Plaintiff's claims stem from Prime's alleged failure to release funds that are held in a trust account in Alabama. (Doc. # 14.)
Wildfire contends that the private and public interest factors, together with the strong preference afforded to the plaintiff's chosen forum, defeat Prime's motion to dismiss for forum non conveniens. Balancing the private and public interest factors presented by Wildfire, together with the presumption in favor of the plaintiff's chosen forum, the Court cannot say that trying this case in the Middle District of Alabama would be oppressive, vexatious, or necessarily inconvenient for Prime. Moreover, Wildfire has chosen this forum because it is a convenient one, and the Court should only disturb this choice if the balance strongly favors the defendant, which, in this case, it does not. Wilson, 590 F.3d at 1270.

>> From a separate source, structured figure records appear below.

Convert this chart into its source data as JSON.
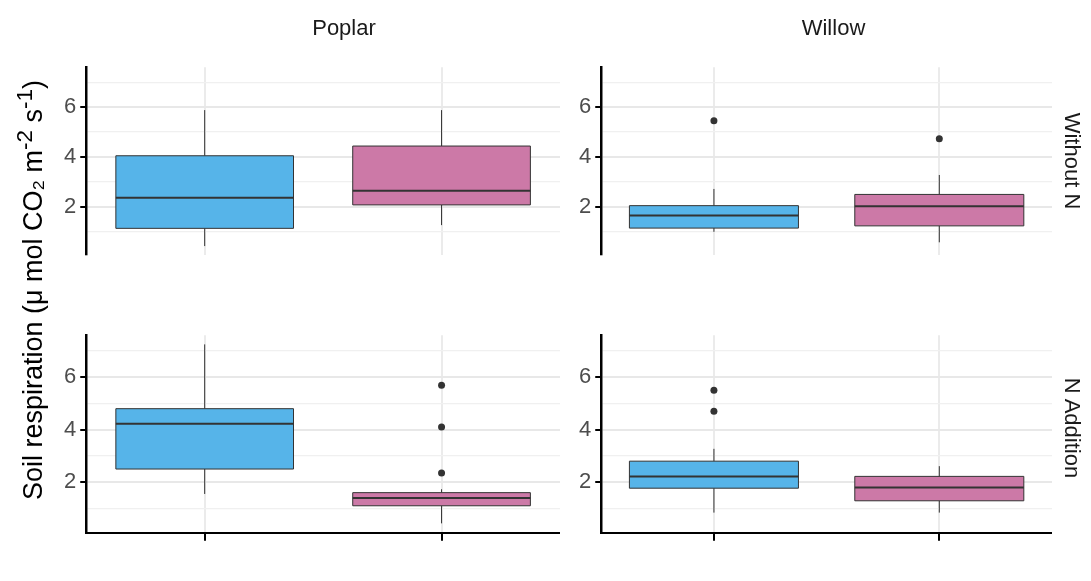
{
  "chart_data": [
    {
      "type": "box",
      "title": "Poplar",
      "ylabel": "Soil respiration (μ mol CO₂ m$^{-2}$ s$^{-1}$)",
      "categories": [
        null,
        null
      ],
      "colors": [
        "#56b4e9",
        "#cc79a7"
      ],
      "ylim": [
        0.08,
        7.6
      ],
      "yticks": [
        {
          "value": 1,
          "label": null
        },
        2,
        {
          "value": 3,
          "label": null
        },
        4,
        {
          "value": 5,
          "label": null
        },
        6,
        {
          "value": 7,
          "label": null
        }
      ],
      "grid": true,
      "tick_labels": "y",
      "boxes": [
        {
          "low": 0.43,
          "q1": 1.14,
          "median": 2.37,
          "q3": 4.05,
          "high": 5.88
        },
        {
          "low": 1.27,
          "q1": 2.08,
          "median": 2.65,
          "q3": 4.44,
          "high": 5.88
        }
      ]
    },
    {
      "type": "box",
      "title": "Willow",
      "y2label": "Without N",
      "categories": [
        null,
        null
      ],
      "colors": [
        "#56b4e9",
        "#cc79a7"
      ],
      "ylim": [
        0.08,
        7.6
      ],
      "yticks": [
        {
          "value": 1,
          "label": null
        },
        2,
        {
          "value": 3,
          "label": null
        },
        4,
        {
          "value": 5,
          "label": null
        },
        6,
        {
          "value": 7,
          "label": null
        }
      ],
      "grid": true,
      "tick_labels": "y",
      "boxes": [
        {
          "low": 1.0,
          "q1": 1.15,
          "median": 1.66,
          "q3": 2.05,
          "high": 2.72,
          "outliers": [
            5.45
          ]
        },
        {
          "low": 0.58,
          "q1": 1.24,
          "median": 2.03,
          "q3": 2.5,
          "high": 3.28,
          "outliers": [
            4.73
          ]
        }
      ]
    },
    {
      "type": "box",
      "categories": [
        null,
        null
      ],
      "colors": [
        "#56b4e9",
        "#cc79a7"
      ],
      "ylim": [
        0.07,
        7.6
      ],
      "yticks": [
        {
          "value": 1,
          "label": null
        },
        2,
        {
          "value": 3,
          "label": null
        },
        4,
        {
          "value": 5,
          "label": null
        },
        6,
        {
          "value": 7,
          "label": null
        }
      ],
      "grid": true,
      "tick_labels": "y",
      "boxes": [
        {
          "low": 1.55,
          "q1": 2.5,
          "median": 4.23,
          "q3": 4.8,
          "high": 7.25
        },
        {
          "low": 0.43,
          "q1": 1.1,
          "median": 1.4,
          "q3": 1.6,
          "high": 1.73,
          "outliers": [
            5.69,
            4.1,
            2.35
          ]
        }
      ]
    },
    {
      "type": "box",
      "y2label": "N Addition",
      "categories": [
        null,
        null
      ],
      "colors": [
        "#56b4e9",
        "#cc79a7"
      ],
      "ylim": [
        0.07,
        7.6
      ],
      "yticks": [
        {
          "value": 1,
          "label": null
        },
        2,
        {
          "value": 3,
          "label": null
        },
        4,
        {
          "value": 5,
          "label": null
        },
        6,
        {
          "value": 7,
          "label": null
        }
      ],
      "grid": true,
      "tick_labels": "y",
      "boxes": [
        {
          "low": 0.84,
          "q1": 1.77,
          "median": 2.22,
          "q3": 2.8,
          "high": 3.27,
          "outliers": [
            5.5,
            4.7
          ]
        },
        {
          "low": 0.84,
          "q1": 1.29,
          "median": 1.8,
          "q3": 2.22,
          "high": 2.61
        }
      ]
    }
  ]
}
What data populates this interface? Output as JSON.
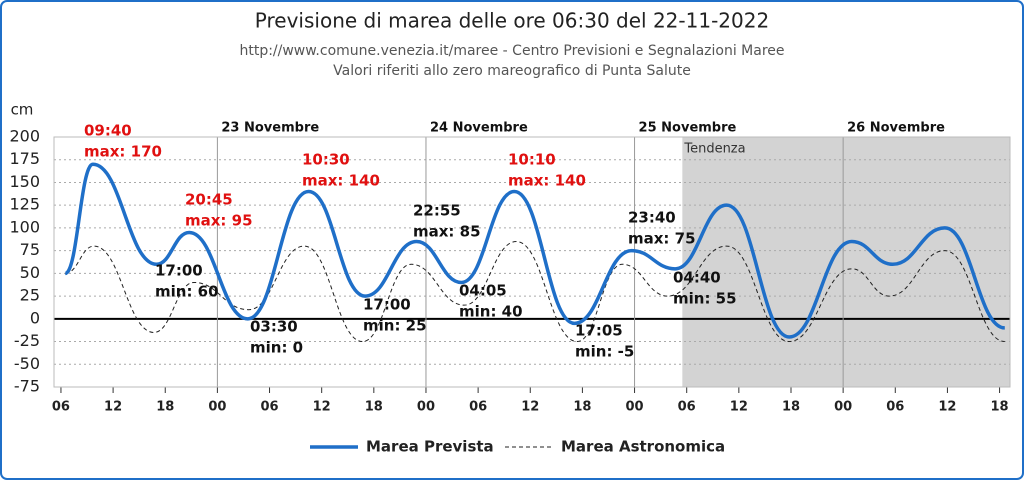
{
  "chart_data": {
    "type": "line",
    "title": "Previsione di marea delle ore 06:30 del 22-11-2022",
    "subtitle": [
      "http://www.comune.venezia.it/maree - Centro Previsioni e Segnalazioni Maree",
      "Valori riferiti allo zero mareografico di Punta Salute"
    ],
    "y_label": "cm",
    "xlim": [
      5.2,
      115.2
    ],
    "ylim": [
      -75,
      200
    ],
    "yticks": [
      -75,
      -50,
      -25,
      0,
      25,
      50,
      75,
      100,
      125,
      150,
      175,
      200
    ],
    "xticks": [
      {
        "value": 6,
        "label": "06"
      },
      12,
      18,
      {
        "value": 24,
        "label": "00"
      },
      {
        "value": 30,
        "label": "06"
      },
      {
        "value": 36,
        "label": "12"
      },
      {
        "value": 42,
        "label": "18"
      },
      {
        "value": 48,
        "label": "00"
      },
      {
        "value": 54,
        "label": "06"
      },
      {
        "value": 60,
        "label": "12"
      },
      {
        "value": 66,
        "label": "18"
      },
      {
        "value": 72,
        "label": "00"
      },
      {
        "value": 78,
        "label": "06"
      },
      {
        "value": 84,
        "label": "12"
      },
      {
        "value": 90,
        "label": "18"
      },
      {
        "value": 96,
        "label": "00"
      },
      {
        "value": 102,
        "label": "06"
      },
      {
        "value": 108,
        "label": "12"
      },
      {
        "value": 114,
        "label": "18"
      }
    ],
    "day_ticks": [
      {
        "value": 24,
        "label": "23 Novembre"
      },
      {
        "value": 48,
        "label": "24 Novembre"
      },
      {
        "value": 72,
        "label": "25 Novembre"
      },
      {
        "value": 96,
        "label": "26 Novembre"
      }
    ],
    "trend": {
      "from": 77.5,
      "label": "Tendenza",
      "color": "#d3d3d3"
    },
    "grid": true,
    "series": [
      {
        "name": "Marea Prevista",
        "color": "#1f6fc8",
        "dashed": false,
        "x": [
          6.5,
          9.67,
          17,
          20.75,
          27.5,
          34.5,
          41,
          46.92,
          52.08,
          58.17,
          65.08,
          71.67,
          76.67,
          82.6,
          89.8,
          97,
          101.7,
          107.7,
          114.6
        ],
        "values": [
          50,
          170,
          60,
          95,
          0,
          140,
          25,
          85,
          40,
          140,
          -5,
          75,
          55,
          125,
          -20,
          85,
          60,
          100,
          -10
        ]
      },
      {
        "name": "Marea Astronomica",
        "color": "#222222",
        "dashed": true,
        "x": [
          6.5,
          9.8,
          16.7,
          21.3,
          27.6,
          34,
          40.7,
          46.3,
          52.4,
          58.4,
          65.4,
          70.6,
          75.8,
          82.6,
          89.8,
          97,
          101.3,
          107.7,
          114.6
        ],
        "values": [
          50,
          80,
          -15,
          40,
          10,
          80,
          -25,
          60,
          15,
          85,
          -25,
          60,
          25,
          80,
          -25,
          55,
          25,
          75,
          -25
        ]
      }
    ],
    "annotations": [
      {
        "time": "09:40",
        "text": "max: 170",
        "color": "#e01010"
      },
      {
        "time": "17:00",
        "text": "min: 60",
        "color": "#111111"
      },
      {
        "time": "20:45",
        "text": "max: 95",
        "color": "#e01010"
      },
      {
        "time": "03:30",
        "text": "min: 0",
        "color": "#111111"
      },
      {
        "time": "10:30",
        "text": "max: 140",
        "color": "#e01010"
      },
      {
        "time": "17:00",
        "text": "min: 25",
        "color": "#111111"
      },
      {
        "time": "22:55",
        "text": "max: 85",
        "color": "#111111"
      },
      {
        "time": "04:05",
        "text": "min: 40",
        "color": "#111111"
      },
      {
        "time": "10:10",
        "text": "max: 140",
        "color": "#e01010"
      },
      {
        "time": "17:05",
        "text": "min: -5",
        "color": "#111111"
      },
      {
        "time": "23:40",
        "text": "max: 75",
        "color": "#111111"
      },
      {
        "time": "04:40",
        "text": "min: 55",
        "color": "#111111"
      }
    ]
  }
}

Prime argues, on the other hand, that the Court should grant the Motion to Dismiss because the same claims are already being litigated in state court in Utah. The Court construes Prime's argument as one of judicial economy. Judicial economy may be considered as a public interest factor courts look to when determining whether to transfer for forum non conveniens. Sinochem Int'l Co. v. Malaysia Int'l Shipping Corp., 549 U.S. 422, 423, 127 S.Ct. 1184, 167 L.Ed.2d 15 (2007). A district court, therefore, may dispose of an action by a forum non conveniens dismissal, bypassing questions of subject-matter and personal jurisdiction, when considerations of convenience, fairness, and judicial economy so warrant. Id. However, no judicial economy is served by transferring this action to a federal court in Utah. The parties would still be litigating this case in both federal and state court until one of the courts reaches a judgment on the merits of the claims. Kizzire v. Baptist Health Sys., Inc., 441 F.3d 1306 (11th Cir.2006).

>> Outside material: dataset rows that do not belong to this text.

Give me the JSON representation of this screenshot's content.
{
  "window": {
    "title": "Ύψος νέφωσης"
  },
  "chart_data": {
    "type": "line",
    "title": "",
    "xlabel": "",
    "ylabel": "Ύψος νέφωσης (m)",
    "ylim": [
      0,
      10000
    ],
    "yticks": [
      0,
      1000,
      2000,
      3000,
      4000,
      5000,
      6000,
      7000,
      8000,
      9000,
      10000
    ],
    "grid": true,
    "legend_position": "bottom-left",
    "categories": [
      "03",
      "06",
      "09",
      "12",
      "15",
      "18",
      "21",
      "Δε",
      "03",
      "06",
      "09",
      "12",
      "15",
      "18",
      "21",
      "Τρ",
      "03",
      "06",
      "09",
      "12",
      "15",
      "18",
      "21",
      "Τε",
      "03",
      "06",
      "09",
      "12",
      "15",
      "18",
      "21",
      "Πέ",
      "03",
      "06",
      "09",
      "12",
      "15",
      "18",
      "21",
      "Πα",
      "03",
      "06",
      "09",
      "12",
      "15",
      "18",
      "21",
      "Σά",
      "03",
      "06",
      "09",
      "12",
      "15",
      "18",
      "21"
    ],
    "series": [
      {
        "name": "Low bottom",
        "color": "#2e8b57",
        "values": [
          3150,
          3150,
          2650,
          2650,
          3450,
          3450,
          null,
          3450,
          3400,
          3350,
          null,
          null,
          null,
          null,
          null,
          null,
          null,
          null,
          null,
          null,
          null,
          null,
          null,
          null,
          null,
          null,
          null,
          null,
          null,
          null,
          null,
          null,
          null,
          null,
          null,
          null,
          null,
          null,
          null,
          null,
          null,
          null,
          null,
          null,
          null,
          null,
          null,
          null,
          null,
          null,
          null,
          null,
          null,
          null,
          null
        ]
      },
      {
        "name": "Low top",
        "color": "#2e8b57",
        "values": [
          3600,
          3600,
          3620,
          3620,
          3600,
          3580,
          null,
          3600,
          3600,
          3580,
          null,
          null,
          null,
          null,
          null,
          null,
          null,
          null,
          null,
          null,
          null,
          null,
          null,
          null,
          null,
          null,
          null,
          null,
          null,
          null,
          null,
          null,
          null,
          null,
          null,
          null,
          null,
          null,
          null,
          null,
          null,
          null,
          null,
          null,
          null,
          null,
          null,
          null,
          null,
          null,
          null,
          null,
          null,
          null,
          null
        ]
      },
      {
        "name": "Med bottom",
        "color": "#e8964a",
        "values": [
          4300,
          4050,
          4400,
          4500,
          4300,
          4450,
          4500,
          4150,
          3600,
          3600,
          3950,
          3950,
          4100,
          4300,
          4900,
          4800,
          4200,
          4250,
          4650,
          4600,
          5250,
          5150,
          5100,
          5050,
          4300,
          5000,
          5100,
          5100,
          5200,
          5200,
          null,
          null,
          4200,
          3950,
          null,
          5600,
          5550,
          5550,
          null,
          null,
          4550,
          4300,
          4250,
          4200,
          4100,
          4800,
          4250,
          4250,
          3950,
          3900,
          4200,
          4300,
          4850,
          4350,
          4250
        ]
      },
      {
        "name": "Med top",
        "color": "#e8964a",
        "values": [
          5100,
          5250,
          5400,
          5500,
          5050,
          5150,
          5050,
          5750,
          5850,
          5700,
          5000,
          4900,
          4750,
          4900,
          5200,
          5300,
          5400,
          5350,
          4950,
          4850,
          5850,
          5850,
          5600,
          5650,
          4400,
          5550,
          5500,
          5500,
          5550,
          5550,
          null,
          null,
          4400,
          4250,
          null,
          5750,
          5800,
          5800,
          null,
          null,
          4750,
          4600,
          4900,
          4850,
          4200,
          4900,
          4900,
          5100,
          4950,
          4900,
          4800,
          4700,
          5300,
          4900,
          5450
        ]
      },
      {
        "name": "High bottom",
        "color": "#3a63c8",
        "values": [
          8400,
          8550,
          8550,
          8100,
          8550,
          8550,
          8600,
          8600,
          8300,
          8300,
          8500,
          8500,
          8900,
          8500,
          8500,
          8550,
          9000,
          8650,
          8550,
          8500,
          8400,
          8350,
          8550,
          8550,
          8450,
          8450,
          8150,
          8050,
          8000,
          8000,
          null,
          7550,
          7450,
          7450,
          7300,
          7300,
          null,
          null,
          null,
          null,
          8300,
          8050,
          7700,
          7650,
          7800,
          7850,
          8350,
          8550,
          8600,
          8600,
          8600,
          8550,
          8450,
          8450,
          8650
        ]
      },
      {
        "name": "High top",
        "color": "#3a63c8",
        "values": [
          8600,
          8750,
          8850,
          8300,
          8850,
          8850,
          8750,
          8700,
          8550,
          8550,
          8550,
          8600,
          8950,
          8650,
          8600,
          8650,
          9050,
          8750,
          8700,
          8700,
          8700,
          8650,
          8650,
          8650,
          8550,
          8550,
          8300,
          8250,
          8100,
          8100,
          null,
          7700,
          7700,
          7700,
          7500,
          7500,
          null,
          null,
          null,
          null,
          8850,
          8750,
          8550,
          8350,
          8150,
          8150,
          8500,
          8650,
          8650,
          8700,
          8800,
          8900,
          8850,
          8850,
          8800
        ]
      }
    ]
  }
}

The pendency of an action in state court “is no bar to proceedings concerning the same matter in federal court, and since the federal courts have a virtually unflagging obligation to exercise their jurisdiction,” abstention would apply in only extraordinary situations. Jackson–Platts v. General Electric Capital, 727 F.3d 1127, 1140 (11th Cir.2013). Because Wildfire has a right to bring suit in federal court, and because the law allows for two suits with the same parties and similar claims be pending in both state and federal court, Prime's argument necessarily fails.

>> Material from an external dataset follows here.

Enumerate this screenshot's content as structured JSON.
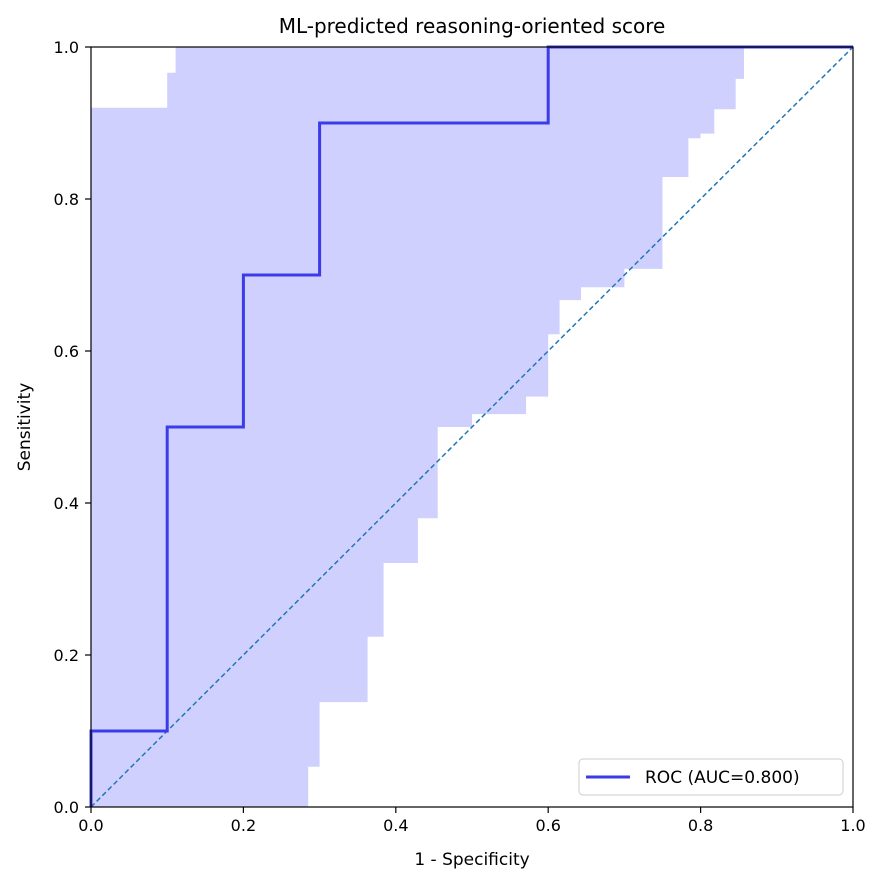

Weighing the public and private interest factors presented by both parties, the Court finds that the strong presumption in favor of Wildfire's choice of forum, coupled with the private and public factors weighing against dismissal, require denial of Prime's Motion to Dismiss for forum non conveniens.
V. CONCLUSION
For reasons set forth above, it is hereby ORDERED that Defendant Prime's Motion to Dismiss (Doc. # 6) is DENIED AS MOOT, and its Motion to Dismiss Amended Complaint (Doc. # 12) is DENIED.